Embraced by his community as a beloved mariachi, “El Charro Negro” still encountered race-related obstacles as a Black man in the genre.

“There are those [in the industry] who are not in the least bit thrilled to this day. They won’t answer my phone calls, my emails, my text messages I’ve sent,” he says. “The public at large hasn’t a problem with it, but a lot of the time it’s those at the helm of decision making who want to keep [the genre] exclusively Mexican.”

“El Charro Negro” persisted, slowly attracting fans worldwide while promoting a message of harmony through his music.

In 2007, 12 years into his career, Pollard received a golden ticket opportunity.

El Charro Negro
Pollard (left) seen with legendary Mexican artist Vicente Fernandez (right) in 2007. Photo courtesy of Timothy Pollard.

In a by-chance encounter with a stagehand working on Fernandez’s tour, Pollard was offered the chance to perform onstage. The singer was skeptical that the offer was legit. After all, what are the chances?
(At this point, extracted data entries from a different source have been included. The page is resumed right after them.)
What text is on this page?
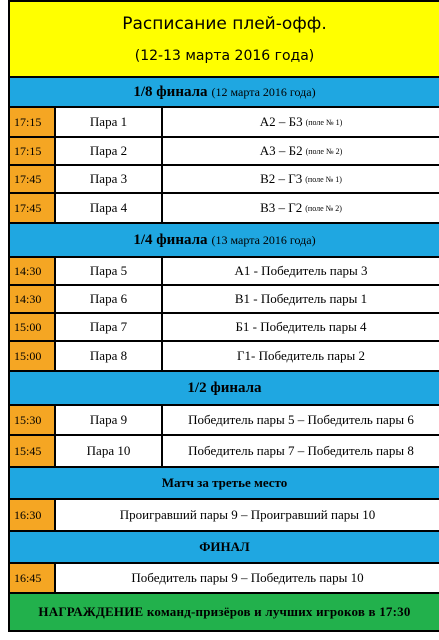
Расписание плей-офф.
(12-13 марта 2016 года)
1/8 финала (12 марта 2016 года)
17:15	Пара 1	А2 – Б3 (поле № 1)
17:15	Пара 2	А3 – Б2 (поле № 2)
17:45	Пара 3	В2 – Г3 (поле № 1)
17:45	Пара 4	В3 – Г2 (поле № 2)
1/4 финала (13 марта 2016 года)
14:30	Пара 5	А1 - Победитель пары 3
14:30	Пара 6	В1 - Победитель пары 1
15:00	Пара 7	Б1 - Победитель пары 4
15:00	Пара 8	Г1- Победитель пары 2
1/2 финала
15:30	Пара 9	Победитель пары 5 – Победитель пары 6
15:45	Пара 10	Победитель пары 7 – Победитель пары 8
Матч за третье место
16:30	Проигравший пары 9 – Проигравший пары 10
ФИНАЛ
16:45	Победитель пары 9 – Победитель пары 10
НАГРАЖДЕНИЕ команд-призёров и лучших игроков в 17:30
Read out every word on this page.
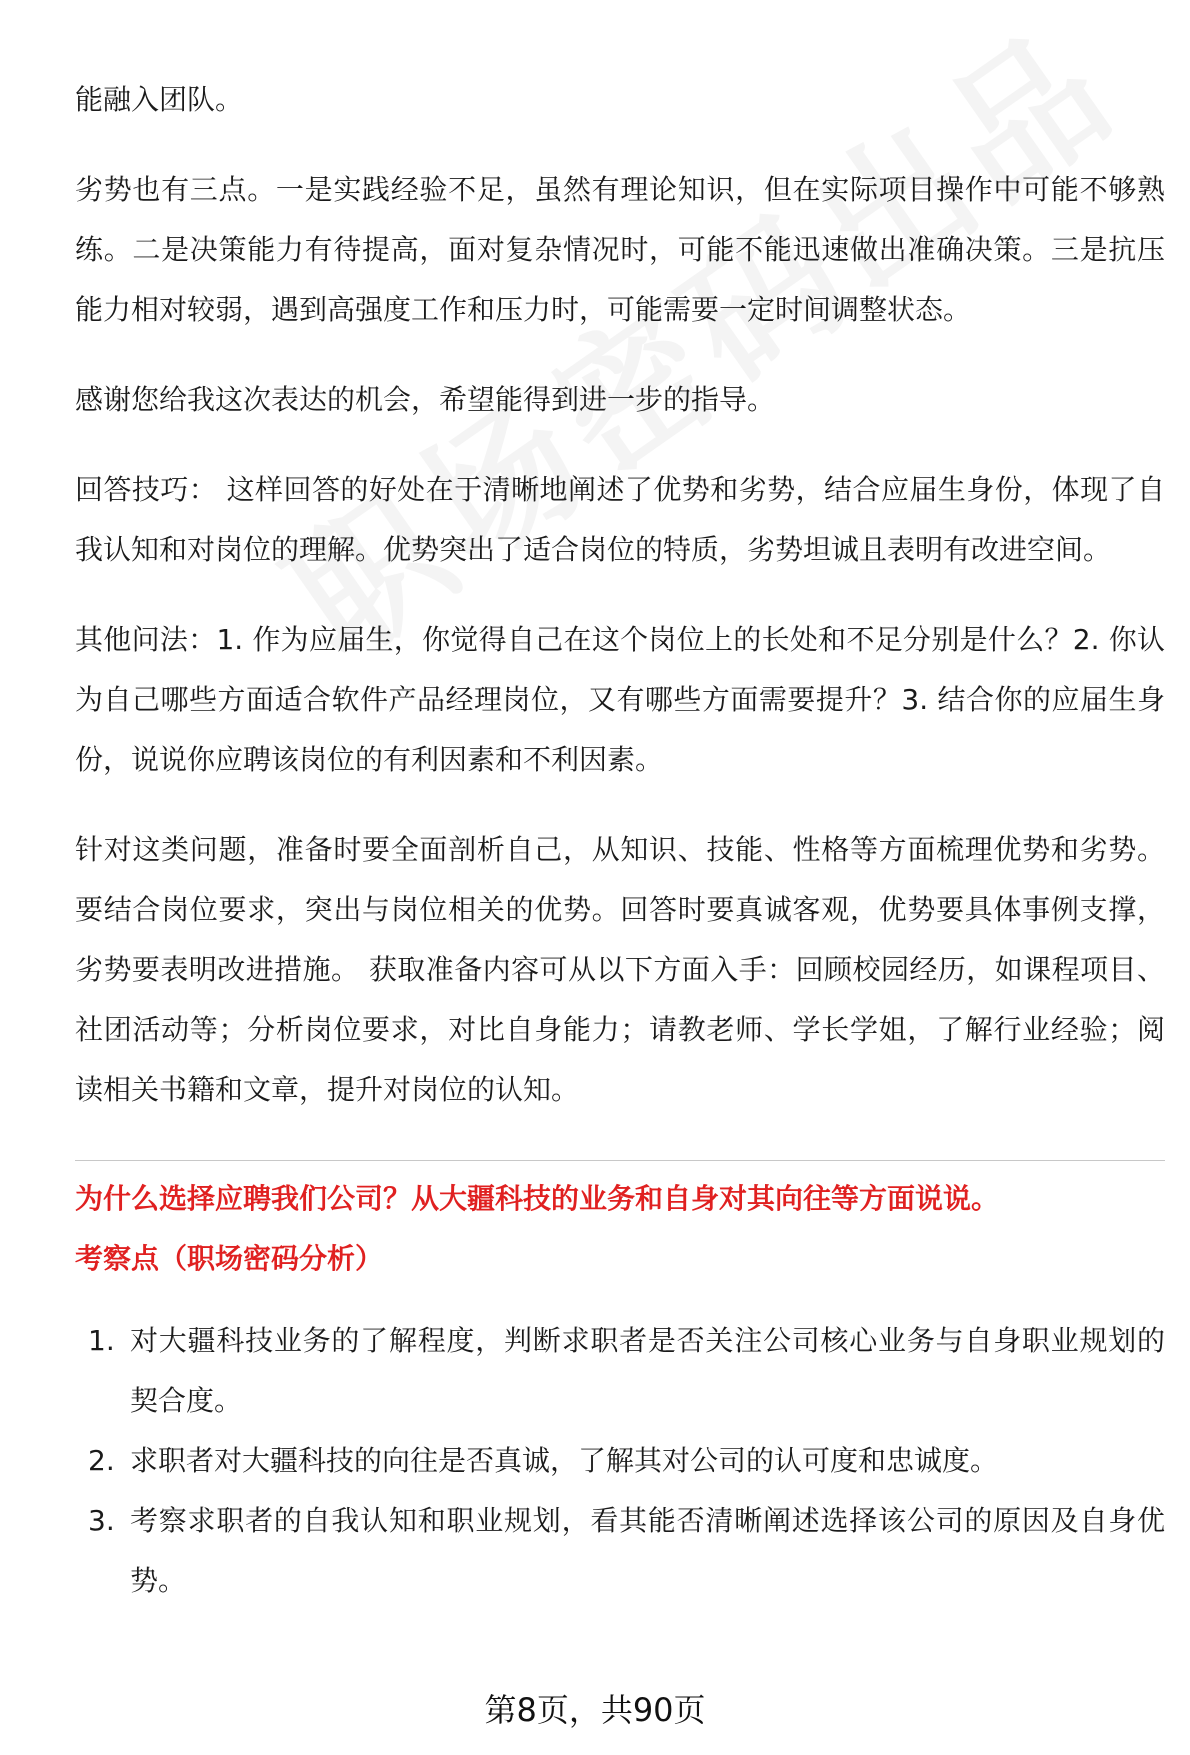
能融入团队。

劣势也有三点。一是实践经验不足，虽然有理论知识，但在实际项目操作中可能不够熟练。二是决策能力有待提高，面对复杂情况时，可能不能迅速做出准确决策。三是抗压能力相对较弱，遇到高强度工作和压力时，可能需要一定时间调整状态。

感谢您给我这次表达的机会，希望能得到进一步的指导。

回答技巧： 这样回答的好处在于清晰地阐述了优势和劣势，结合应届生身份，体现了自我认知和对岗位的理解。优势突出了适合岗位的特质，劣势坦诚且表明有改进空间。

其他问法：1. 作为应届生，你觉得自己在这个岗位上的长处和不足分别是什么？2. 你认为自己哪些方面适合软件产品经理岗位，又有哪些方面需要提升？3. 结合你的应届生身份，说说你应聘该岗位的有利因素和不利因素。

针对这类问题，准备时要全面剖析自己，从知识、技能、性格等方面梳理优势和劣势。要结合岗位要求，突出与岗位相关的优势。回答时要真诚客观，优势要具体事例支撑，劣势要表明改进措施。 获取准备内容可从以下方面入手：回顾校园经历，如课程项目、社团活动等；分析岗位要求，对比自身能力；请教老师、学长学姐，了解行业经验；阅读相关书籍和文章，提升对岗位的认知。

为什么选择应聘我们公司？从大疆科技的业务和自身对其向往等方面说说。

考察点（职场密码分析）

1. 对大疆科技业务的了解程度，判断求职者是否关注公司核心业务与自身职业规划的契合度。
2. 求职者对大疆科技的向往是否真诚，了解其对公司的认可度和忠诚度。
3. 考察求职者的自我认知和职业规划，看其能否清晰阐述选择该公司的原因及自身优势。
第8页，共90页
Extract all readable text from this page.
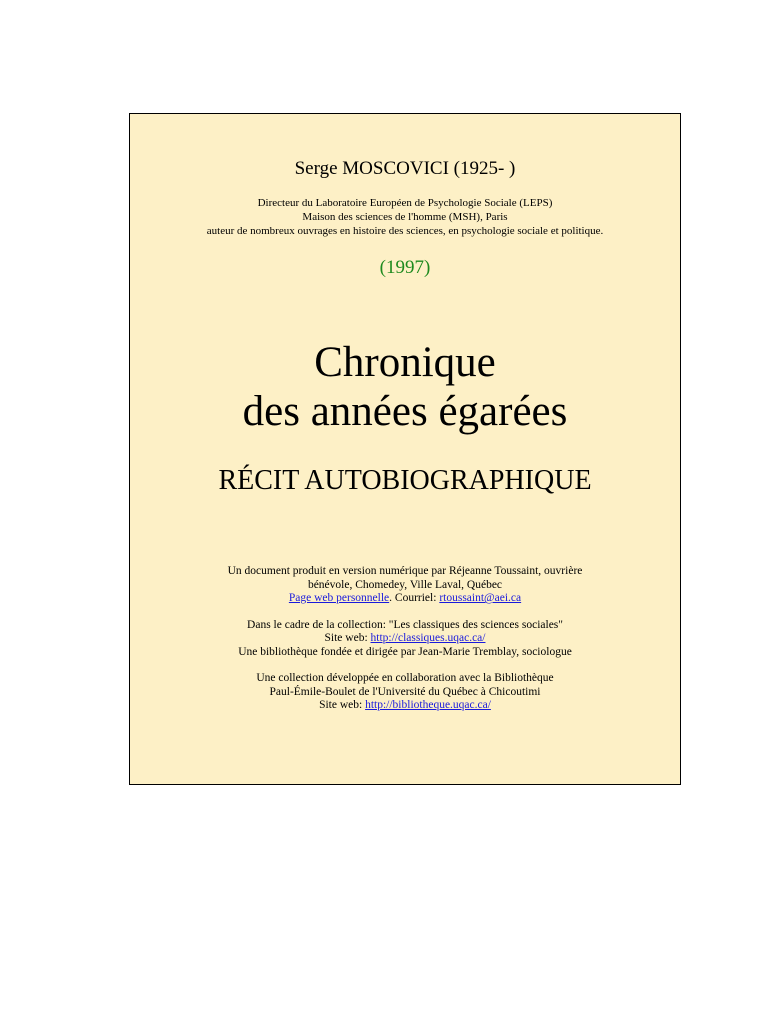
Serge MOSCOVICI (1925- )
Directeur du Laboratoire Européen de Psychologie Sociale (LEPS)
Maison des sciences de l'homme (MSH), Paris
auteur de nombreux ouvrages en histoire des sciences, en psychologie sociale et politique.
(1997)
Chronique
des années égarées
RÉCIT AUTOBIOGRAPHIQUE

Un document produit en version numérique par Réjeanne Toussaint, ouvrière
bénévole, Chomedey, Ville Laval, Québec
Page web personnelle. Courriel: rtoussaint@aei.ca

Dans le cadre de la collection: "Les classiques des sciences sociales"
Site web: http://classiques.uqac.ca/
Une bibliothèque fondée et dirigée par Jean-Marie Tremblay, sociologue

Une collection développée en collaboration avec la Bibliothèque
Paul-Émile-Boulet de l'Université du Québec à Chicoutimi
Site web: http://bibliotheque.uqac.ca/
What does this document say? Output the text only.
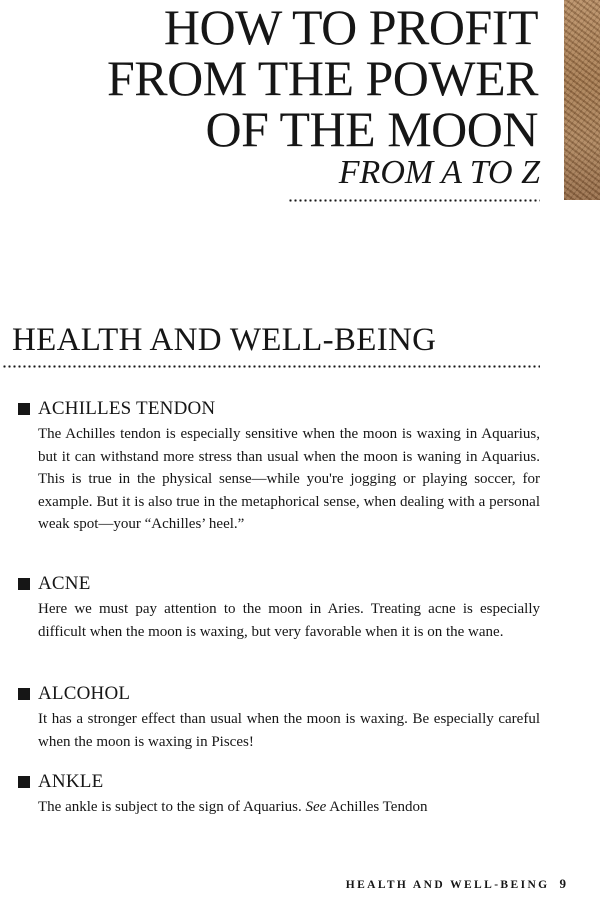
HOW TO PROFIT
FROM THE POWER
OF THE MOON
FROM A TO Z
HEALTH AND WELL-BEING
ACHILLES TENDON

The Achilles tendon is especially sensitive when the moon is waxing in Aquarius, but it can withstand more stress than usual when the moon is waning in Aquarius. This is true in the physical sense—while you're jogging or playing soccer, for example. But it is also true in the metaphorical sense, when dealing with a personal weak spot—your “Achilles’ heel.”

ACNE

Here we must pay attention to the moon in Aries. Treating acne is especially difficult when the moon is waxing, but very favorable when it is on the wane.

ALCOHOL

It has a stronger effect than usual when the moon is waxing. Be especially careful when the moon is waxing in Pisces!

ANKLE

The ankle is subject to the sign of Aquarius. See Achilles Tendon

HEALTH AND WELL-BEING 9
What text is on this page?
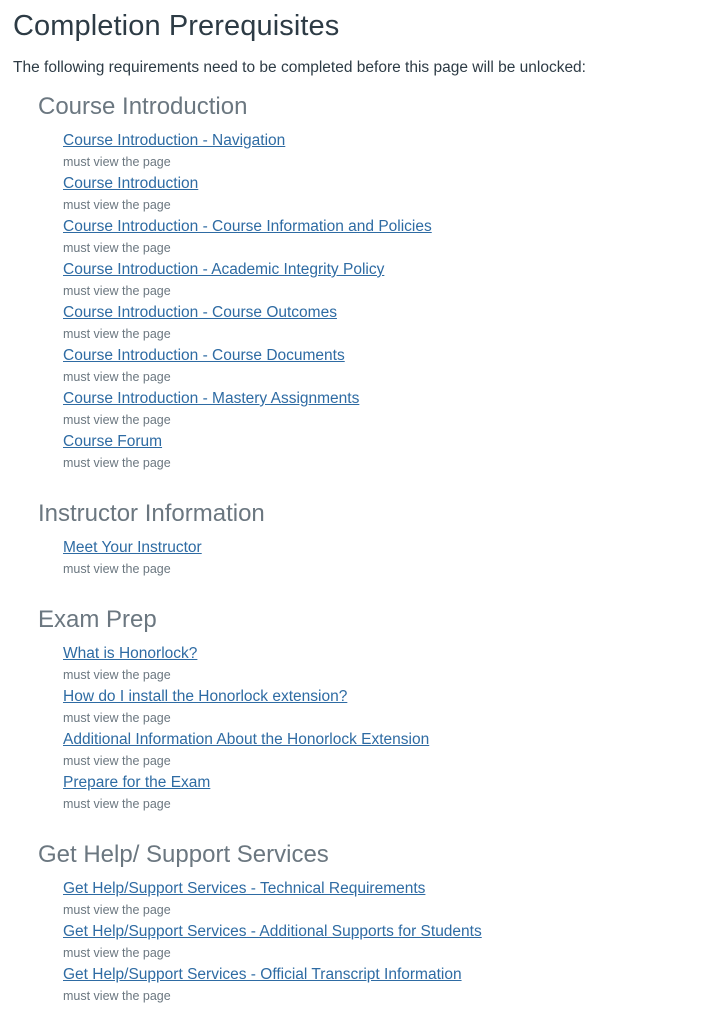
Completion Prerequisites

The following requirements need to be completed before this page will be unlocked:

Course Introduction
Course Introduction - Navigation
must view the page
Course Introduction
must view the page
Course Introduction - Course Information and Policies
must view the page
Course Introduction - Academic Integrity Policy
must view the page
Course Introduction - Course Outcomes
must view the page
Course Introduction - Course Documents
must view the page
Course Introduction - Mastery Assignments
must view the page
Course Forum
must view the page
Instructor Information
Meet Your Instructor
must view the page
Exam Prep
What is Honorlock?
must view the page
How do I install the Honorlock extension?
must view the page
Additional Information About the Honorlock Extension
must view the page
Prepare for the Exam
must view the page
Get Help/ Support Services
Get Help/Support Services - Technical Requirements
must view the page
Get Help/Support Services - Additional Supports for Students
must view the page
Get Help/Support Services - Official Transcript Information
must view the page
The next day Pollard went to his day job at the time and said, “a voice in my head, which I believe was God said, ‘wear your blue velvet traje tonight.'”

That evening Pollard went to a sold-out Stockton Area where he met his idol. As he walked on the stage, Pollard recalls Fernandez insisting that he use his personal mic and band to perform “De Que Manera Te Olvido.”

“[Fernandez] said he did not even want to join me,” he recollects about the show. “He just was kind and generous enough to let me sing that song on his stage with his audience.”

The crowd applauded thunderously, which for Pollard was a sign of good things to come.

El Charro Negro
Timoteo “El Charro Negro” with Don Francisco on Don Francisco Presenta in 2011. Photo courtesy of Timothy Pollard.

In 2010, he released his debut album “Me Regalo Contigo.” In perfect Spanish, Pollard sings with great conviction replicating the soft tones of old-school boleros.

Unraveling the rollercoaster of relationships, heart-wrenchingly beautiful ballads like “Me Regalo Contigo” and “Celos” are his most streamed songs. One hidden gem that has caught the listener’s attention is “El Medio Morir.”

As soon as the track begins it is unlike the others. Timoteo delivers a ’90s R&B love ballad in Spanish, singing with gumption as his riffs and belts encapsulate his unique sound and story.

Having appeared on shows like Sabado Gigante, Don Francisco Presenta, and Caso Cerrado in 2011, Timoteo’s career prospered.

Timoteo hasn’t released an album since 2010 but he keeps his passion alive. The singer has continued to perform, even during the Covid pandemic. He has high hopes for future success and original releases, choosing to not slow down from his destined musical journey.

“If God is with me, who can be against me? It may not happen in a quick period of time, but God will make my enemies my footstool,” he said.

“I’ve continued to be successful and do some of the things I want to do; maybe not in a particular way or in particular events, but I live in a very happy and fulfilled existence.”